ECLI:NL:RVS:2019:2259

Raad van State

Datum uitspraak
5 juni 2019
Publicatiedatum
4 juli 2019
Zaaknummer
201700477/2/R2
Instantie
Raad van State
Type
Uitspraak
Rechtsgebied
Bestuursrecht
Procedures
  • Vereenvoudigde behandeling
Rechters
  • J. Kramer
Vindplaatsen
  • Rechtspraak.nl
AI samenvatting door LexboostAutomatisch gegenereerd

Vernietiging van vergunning voor veehouderij op basis van Natuurbeschermingswet 1998 en stikstofdepositie

In deze zaak heeft de Afdeling bestuursrechtspraak van de Raad van State op 5 juni 2019 uitspraak gedaan in het beroep van Coöperatie Mobilisation for the Environment U.A. en Vereniging Leefmilieu tegen het college van gedeputeerde staten van Drenthe. Het college had op 19 december 2016 een vergunning verleend voor een veehouderij in Nieuw-Schoonebeek op basis van de Natuurbeschermingswet 1998 (Nbw 1998). De appellanten stelden dat deze vergunning niet kon worden verleend, omdat de passende beoordeling die aan de vergunning ten grondslag lag, niet voldeed aan de eisen van artikel 6 van de Habitatrichtlijn.

De Afdeling oordeelde dat de vergunning inderdaad niet kon worden verleend, omdat de passende beoordeling en het Programma Aanpak Stikstof (PAS) niet voldeden aan de wettelijke eisen.
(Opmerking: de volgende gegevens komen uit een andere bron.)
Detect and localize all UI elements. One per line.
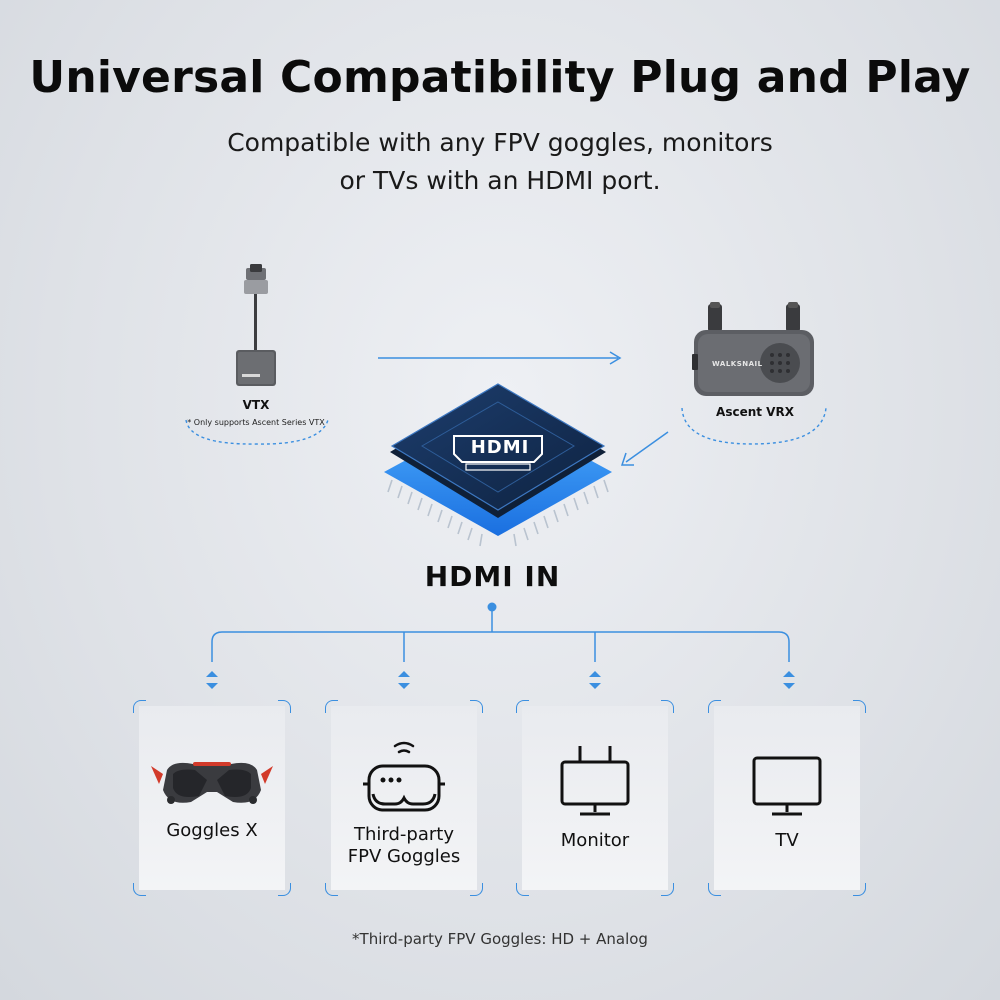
device-label-line1: TV [775,830,799,851]
device-card-monitor: Monitor [516,700,674,896]
device-card-goggles-x: Goggles X [133,700,291,896]
hdmi-chip-text: HDMI [470,437,530,458]
vrx-to-chip-arrow [625,431,669,463]
hdmi-chip-icon [384,383,612,547]
hdmi-in-label: HDMI IN [424,560,561,593]
fpv-goggles-icon [363,741,445,812]
device-label-line2: FPV Goggles [347,846,461,867]
vtx-dashed-arc [185,419,329,445]
vtx-note: * Only supports Ascent Series VTX [187,418,325,427]
monitor-icon [560,746,630,816]
vtx-device-icon [236,264,276,386]
page-subtitle-line-1: Compatible with any FPV goggles, monitor… [227,128,773,157]
page-title: Universal Compatibility Plug and Play [29,52,971,103]
device-card-tv: TV [708,700,866,896]
footnote: *Third-party FPV Goggles: HD + Analog [352,930,648,948]
page-subtitle-line-2: or TVs with an HDMI port. [339,166,661,195]
vrx-brand-text: WALKSNAIL [712,360,763,368]
device-label-line1: Third-party [354,824,454,845]
tree-branch-line [211,631,790,662]
device-label-line1: Goggles X [166,820,258,841]
vtx-label: VTX [242,398,270,412]
vrx-device-icon [692,302,814,396]
device-label-line1: Monitor [560,830,630,851]
tree-chevrons [206,671,795,689]
vrx-label: Ascent VRX [716,405,794,419]
device-card-fpv-goggles: Third-party FPV Goggles [325,700,483,896]
tree-root-dot [487,602,497,612]
vrx-dashed-arc [681,407,827,445]
tv-icon [752,756,822,816]
goggles-x-icon [151,762,273,804]
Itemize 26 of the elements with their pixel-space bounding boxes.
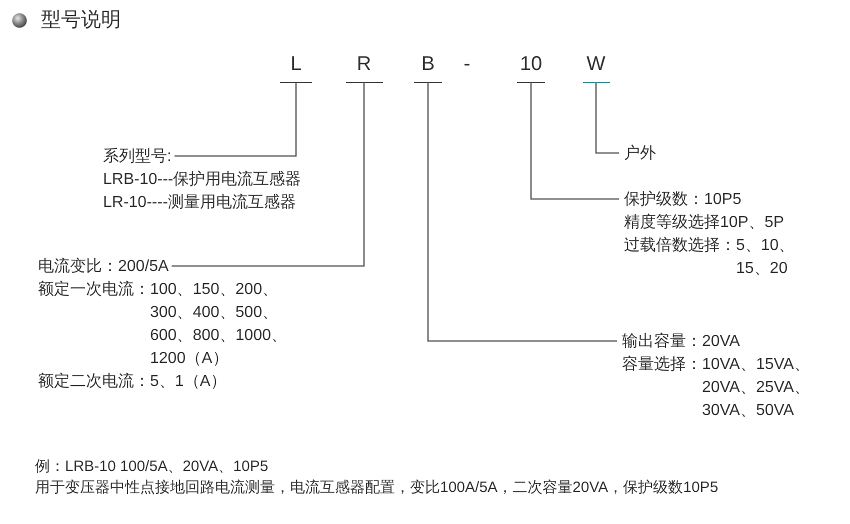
spec-heading-text: 户外 bbox=[619, 142, 656, 164]
spec-heading-text: 系列型号: bbox=[103, 144, 174, 168]
model-code-letter: L bbox=[280, 52, 312, 83]
spec-heading-text: 电流变比：200/5A bbox=[38, 254, 172, 278]
leader-line bbox=[172, 83, 365, 267]
spec-option-text: 额定二次电流：5、1（A） bbox=[38, 372, 228, 392]
leader-line bbox=[174, 83, 297, 157]
leader-line bbox=[427, 83, 617, 342]
spec-heading-text: 保护级数：10P5 bbox=[619, 188, 742, 210]
example-note: 例：LRB-10 100/5A、20VA、10P5 bbox=[35, 456, 268, 476]
model-code-number: 10 bbox=[517, 52, 545, 83]
leader-line bbox=[530, 83, 619, 200]
code-separator: - bbox=[464, 52, 470, 76]
usage-note: 用于变压器中性点接地回路电流测量，电流互感器配置，变比100A/5A，二次容量20VA，保护级数10P5 bbox=[35, 478, 718, 496]
spec-option-text: 额定一次电流：100、150、200、300、400、500、600、800、1000、1200（A） bbox=[38, 280, 288, 368]
leader-line bbox=[595, 83, 619, 154]
spec-option-text: 精度等级选择10P、5P bbox=[624, 212, 786, 232]
model-code-letter: B bbox=[414, 52, 442, 83]
spec-option-text: 容量选择：10VA、15VA、20VA、25VA、30VA、50VA bbox=[622, 354, 811, 420]
model-code-letter: R bbox=[346, 52, 382, 83]
spec-heading-text: 输出容量：20VA bbox=[617, 330, 740, 352]
model-code-letter: W bbox=[582, 52, 610, 83]
spec-option-text: LRB-10---保护用电流互感器 bbox=[103, 170, 302, 190]
section-title: 型号说明 bbox=[41, 8, 121, 32]
spec-option-text: LR-10----测量用电流互感器 bbox=[103, 192, 297, 212]
spec-option-text: 过载倍数选择：5、10、15、20 bbox=[624, 236, 796, 278]
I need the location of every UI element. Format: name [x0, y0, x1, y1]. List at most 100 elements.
De Afdeling verwees naar een eerdere uitspraak van 29 mei 2019, waarin was vastgesteld dat de passende beoordeling niet voldeed aan de eisen van de Habitatrichtlijn. Dit leidde tot de conclusie dat het college in strijd had gehandeld met de Nbw 1998 door de vergunning te verlenen.
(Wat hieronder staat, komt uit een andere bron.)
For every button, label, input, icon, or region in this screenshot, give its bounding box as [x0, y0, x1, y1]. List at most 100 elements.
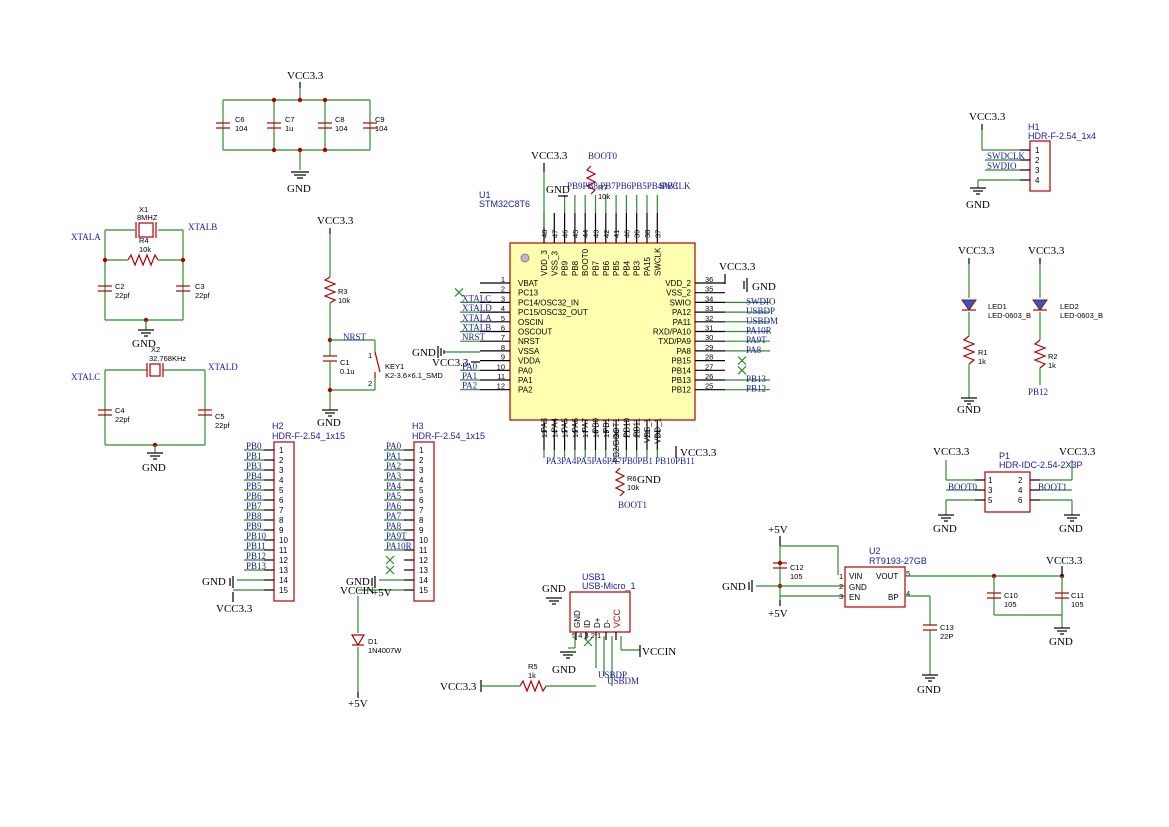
- x1-val: 8MHZ: [137, 213, 158, 222]
- gnd-label-10: GND: [957, 404, 981, 416]
- net-label: PB7: [246, 501, 262, 511]
- mcu-pin-name: PB11: [633, 417, 642, 437]
- mcu-pin-num: 24: [653, 430, 662, 438]
- mcu-pin-num: 7: [501, 333, 505, 342]
- mcu-pin-name: VDD_1: [653, 417, 662, 443]
- net-swclk-top: SWCLK: [659, 181, 691, 191]
- mcu-pin-num: 37: [653, 230, 662, 238]
- r2-ref: R2: [1048, 352, 1058, 361]
- net-label: PB6: [246, 491, 262, 501]
- p1-pin-num: 5: [988, 496, 993, 505]
- net-boot1-p1: BOOT1: [1038, 482, 1067, 492]
- mcu-pin-name: PA0: [518, 366, 533, 375]
- gnd-label-15: GND: [933, 523, 957, 535]
- header-h1: VCC3.3 H1 HDR-F-2.54_1x4 12SWDCLK3SWDIO4…: [966, 111, 1096, 211]
- net-label: PA5: [386, 491, 402, 501]
- c11-ref: C11: [1071, 591, 1084, 600]
- no-connect-mark: [385, 565, 395, 575]
- h3-body: [413, 441, 435, 602]
- h2-body: [273, 441, 295, 602]
- vcc-label-8: VCC3.3: [958, 245, 995, 257]
- net-label: PA9T: [746, 335, 767, 345]
- mcu-pin-name: PC14/OSC32_IN: [518, 298, 579, 307]
- led-group: VCC3.3 VCC3.3 LED1 LED-0603_B LED2 LED-0…: [957, 245, 1103, 416]
- mcu-pin-num: 16: [571, 430, 580, 438]
- led2-val: LED-0603_B: [1060, 311, 1103, 320]
- mcu-pin-num: 9: [501, 353, 505, 362]
- mcu-pin-num: 48: [540, 230, 549, 238]
- net-usbdp-usb: USBDP: [598, 670, 627, 680]
- mcu-pin-num: 11: [497, 372, 505, 381]
- u2-num-1: 1: [839, 572, 843, 581]
- net-label: PA8: [746, 345, 762, 355]
- u2-name: RT9193-27GB: [869, 556, 927, 566]
- mcu-name: STM32C8T6: [479, 199, 530, 209]
- gnd-label-2: GND: [132, 338, 156, 350]
- mcu-top-pins: 48VDD_347VSS_346PB945PB844BOOT043PB742PB…: [540, 195, 662, 276]
- mcu-pin-num: 45: [571, 230, 580, 238]
- mcu-pin-name: PA6: [571, 417, 580, 432]
- c2-ref: C2: [115, 282, 125, 291]
- mcu-pin-num: 34: [705, 294, 713, 303]
- usb-pin-name: VCC: [612, 608, 622, 628]
- no-connect-mark: [583, 637, 593, 647]
- mcu-pin-num: 46: [561, 230, 570, 238]
- h3-pin-num: 9: [419, 526, 424, 535]
- mcu-pin-num: 39: [633, 230, 642, 238]
- vcc-label-11: VCC3.3: [440, 681, 477, 693]
- net-label: PA2: [462, 381, 477, 391]
- mcu-pin-name: PB2/BOOT1: [612, 417, 621, 462]
- reset-group: VCC3.3 R3 10k NRST C1 0.1u 1 2 KEY1 K2-3…: [317, 215, 443, 429]
- p1-body: [984, 471, 1031, 513]
- x1-ref: X1: [139, 205, 148, 214]
- net-label: PB5: [246, 481, 262, 491]
- mcu-pin-name: PB9: [561, 260, 570, 276]
- r7-val: 10k: [598, 192, 610, 201]
- mcu-pin-num: 41: [612, 230, 621, 238]
- mcu-pin-num: 13: [540, 430, 549, 438]
- mcu-pin-name: VSS_1: [643, 417, 652, 442]
- net-label: PA10R: [386, 541, 412, 551]
- mcu-pin-name: PB13: [671, 376, 691, 385]
- p1-name: HDR-IDC-2.54-2X3P: [999, 460, 1083, 470]
- mcu-pin-name: PB4: [622, 260, 631, 276]
- vcc-label-6: VCC3.3: [680, 447, 717, 459]
- p1-pin-num: 3: [988, 486, 993, 495]
- mcu-bottom-pins: 13PA314PA415PA516PA617PA718PB019PB120PB2…: [540, 417, 662, 462]
- gnd-label-3: GND: [142, 462, 166, 474]
- c5-ref: C5: [215, 412, 225, 421]
- r5-val: 1k: [528, 671, 536, 680]
- net-label: PA6: [386, 501, 402, 511]
- mcu-pin-num: 3: [501, 294, 505, 303]
- gnd-symbol: [291, 171, 309, 179]
- h2-pin-num: 5: [279, 486, 284, 495]
- r3-val: 10k: [338, 296, 350, 305]
- mcu-pin-num: 47: [550, 230, 559, 238]
- h3-pin-num: 12: [419, 556, 428, 565]
- mcu-pin-num: 1: [501, 275, 505, 284]
- mcu-pin-num: 42: [602, 230, 611, 238]
- p1-pin-num: 1: [988, 476, 993, 485]
- c3-val: 22pf: [195, 291, 211, 300]
- h2-pin-num: 9: [279, 526, 284, 535]
- mcu-pin-num: 36: [705, 275, 713, 284]
- c2-val: 22pf: [115, 291, 131, 300]
- mcu-pin-name: NRST: [518, 337, 540, 346]
- c12-val: 105: [790, 572, 803, 581]
- mcu-body: [509, 242, 696, 421]
- c4-ref: C4: [115, 406, 125, 415]
- c8-val: 104: [335, 124, 348, 133]
- c6-ref: C6: [235, 115, 245, 124]
- mcu-pin-num: 26: [705, 372, 713, 381]
- mcu-pin-num: 19: [602, 430, 611, 438]
- mcu-pin-name: SWIO: [670, 298, 691, 307]
- h3-pin-num: 15: [419, 586, 428, 595]
- mcu-pin-name: PB10: [622, 417, 631, 437]
- mcu-ref: U1: [479, 190, 491, 200]
- p1-pin-num: 6: [1018, 496, 1023, 505]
De uitspraak resulteerde in de vernietiging van het besluit van het college van gedeputeerde staten van Drenthe. Daarnaast werd het college veroordeeld tot vergoeding van de proceskosten aan de appellanten, die in totaal € 512,00 aan rechtsbijstandskosten en € 334,00 aan griffierecht vergoed kregen. De Afdeling benadrukte dat het college voor een nieuw besluit niet kan terugvallen op de eerdere procedure, maar eerst een nieuw ontwerpbesluit moet opstellen en ter inzage moet leggen.

Uitspraak

201700477/2/R2.
Datum uitspraak: 5 juni 2019
AFDELING
BESTUURSRECHTSPRAAK
Uitspraak na vereenvoudigde behandeling (artikel 8:54 van de Algemene wet bestuursrecht (hierna: de Awb)) in het geding tussen:
Coöperatie Mobilisation for the Environment U.A. en Vereniging Leefmilieu, beide gevestigd te Nijmegen,
appellanten,
en
het college van gedeputeerde staten van Drenthe,
verweerder.
Procesverloop
Bij besluit van 19 december 2016, kenmerk 201600968-00669904, heeft het college een vergunning op grond van de Natuurbeschermingswet 1998 (hierna: Nbw 1998) verleend voor de veehouderij [locatie] Nieuw-Schoonebeek.
Tegen dit besluit hebben MOB en Leefmilieu beroep ingesteld.
Overwegingen
1.    Het college heeft bij het bestreden besluit vergunning verleend voor een veehouderij die stikstofdepositie veroorzaakt op stikstofgevoelige natuurwaarden in Natura 2000-gebieden. Het college heeft daarbij toepassing gegeven aan het Programma Aanpak Stikstof 2015-2021 (hierna: PAS) en de daarbij behorende regelgeving die vanaf 1 juli 2015 van kracht is. De vergunning kan volgens het college worden verleend onder verwijzing naar de passende beoordeling die voor het PAS is opgesteld. Met de toepassing en uitvoering van het PAS is volgens het college gewaarborgd dat de stikstofdepositie die de veehouderij zal veroorzaken niet zal leiden tot een aantasting van de natuurwaarden in Natura 2000-gebieden.
2.    De strekking van het beroep is - kort gezegd - dat de vergunning niet kon worden verleend onder verwijzing naar de passende beoordeling die voor het PAS is gemaakt, omdat de passende beoordeling en het PAS niet voldoen aan artikel 6 van de Habitatrichtlijn.
3.    De Afdeling heeft in de uitspraak van 29 mei 2019, ECLI:NL:RVS:2019:1603, geoordeeld dat de passende beoordeling die aan het PAS ten grondslag ligt niet voldoet aan de eisen die uit artikel 6 van de Habitatrichtlijn voortvloeien.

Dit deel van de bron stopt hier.